Definite integrals: solving with residue theory and contour integration

[eschiesser]

Homework Statement

I need to solve this integral for a>0:

\int _0^{\infty }\frac{\text{Sin}[x]}{x}\frac{1}{x^2+a^2}dx

The Attempt at a Solution

Using wolfram mathematica, I get that this integral is:

\frac{\pi -e^{-x} \pi }{2x^2}=\frac{\pi (1-\text{Cosh}[a]+\text{Sinh}[a])}{2 a^2}

I cannot get to this result. I have tried to split the sine into exponentials, and use the upper/lower infinite semi-circle contours, which results in

I =\frac{\pi }{2} \text{Res}\left[\frac{ e^{-i x}}{x}\frac{1}{x^2+a^2},\left\{x,a e^{i \frac{3\pi }{2}}\right\}\right]-\frac{\pi }{2} \text{Res}\left[\frac{ e^{i x}}{x}\frac{1}{x^2+a^2},\left\{x,a e^{i \frac{\pi }{2}}\right\}\right]=\frac{\pi \text{Sinh}[a]}{2 a^2}

I also tried to add a branch point and solve with that method but then I get the same answer...

Does the "removable singularity" at z=0 have something to do with this? Please steer me in the right direction!

 

[clamtrox]

If you split sine into exponentials and then split the integrals, then each integral has a pole at x=0 as well.

 

[eschiesser]

But then, isn't my contour running over the pole in each integral?

 

[jackmell]

But then, isn't my contour running over the pole in each integral?

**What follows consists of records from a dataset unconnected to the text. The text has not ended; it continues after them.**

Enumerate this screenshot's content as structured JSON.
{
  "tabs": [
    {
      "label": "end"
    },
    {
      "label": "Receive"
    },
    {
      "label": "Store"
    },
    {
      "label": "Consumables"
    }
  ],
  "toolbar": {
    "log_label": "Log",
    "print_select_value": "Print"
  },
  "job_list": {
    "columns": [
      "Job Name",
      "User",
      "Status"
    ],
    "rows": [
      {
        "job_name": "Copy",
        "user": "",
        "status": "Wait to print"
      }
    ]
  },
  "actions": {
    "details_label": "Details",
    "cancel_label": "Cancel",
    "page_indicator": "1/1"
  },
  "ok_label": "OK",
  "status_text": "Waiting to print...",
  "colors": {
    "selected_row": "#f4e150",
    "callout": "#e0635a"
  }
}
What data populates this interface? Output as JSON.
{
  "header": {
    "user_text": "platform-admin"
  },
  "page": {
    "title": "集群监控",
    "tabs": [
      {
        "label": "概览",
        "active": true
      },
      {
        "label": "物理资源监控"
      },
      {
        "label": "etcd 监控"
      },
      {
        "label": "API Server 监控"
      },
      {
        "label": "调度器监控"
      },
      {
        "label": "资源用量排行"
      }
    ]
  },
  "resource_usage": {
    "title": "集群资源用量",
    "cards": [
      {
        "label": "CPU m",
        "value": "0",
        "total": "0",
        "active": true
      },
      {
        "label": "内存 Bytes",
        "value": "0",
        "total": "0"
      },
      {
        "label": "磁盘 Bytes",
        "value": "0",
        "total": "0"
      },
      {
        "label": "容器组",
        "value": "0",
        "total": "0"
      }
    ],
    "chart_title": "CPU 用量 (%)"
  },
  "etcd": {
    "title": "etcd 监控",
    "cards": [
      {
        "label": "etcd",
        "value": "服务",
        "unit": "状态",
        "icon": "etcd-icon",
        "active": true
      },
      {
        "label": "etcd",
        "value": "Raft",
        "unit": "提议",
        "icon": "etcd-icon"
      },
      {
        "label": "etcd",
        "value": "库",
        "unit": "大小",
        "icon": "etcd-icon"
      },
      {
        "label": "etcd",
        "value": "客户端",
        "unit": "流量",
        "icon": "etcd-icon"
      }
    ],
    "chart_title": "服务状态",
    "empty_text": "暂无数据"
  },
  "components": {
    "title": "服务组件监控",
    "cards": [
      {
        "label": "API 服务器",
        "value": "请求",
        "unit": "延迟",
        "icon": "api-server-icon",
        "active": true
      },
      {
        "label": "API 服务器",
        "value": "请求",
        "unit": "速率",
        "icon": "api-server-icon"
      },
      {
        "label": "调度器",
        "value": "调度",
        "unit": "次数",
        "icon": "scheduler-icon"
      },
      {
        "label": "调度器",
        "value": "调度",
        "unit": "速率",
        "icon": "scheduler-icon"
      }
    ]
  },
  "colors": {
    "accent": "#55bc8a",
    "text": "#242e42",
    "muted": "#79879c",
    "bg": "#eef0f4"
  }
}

Tell you what, how about you forget that problem for now and just try and solve:

\oint \frac{e^{iz}}{z}\frac{1}{z^2+a^2} dz

where the contour is the upper half-disc with an indentation around the pole at the origin. Take the limit as the radius of the indentation goes to zero and let the radius of the large arc go to infinity. Then you have:

\int_{-\infty}^{\infty} f(x)dx+\lim_{\rho\to 0}\int_{\pi}^0 f(z)dz+\lim_{R\to\infty}\mathop\int_{\text{half-arc}} f(z)dz=2\pi i r

Won't that work? See if it does. I don't know for sure.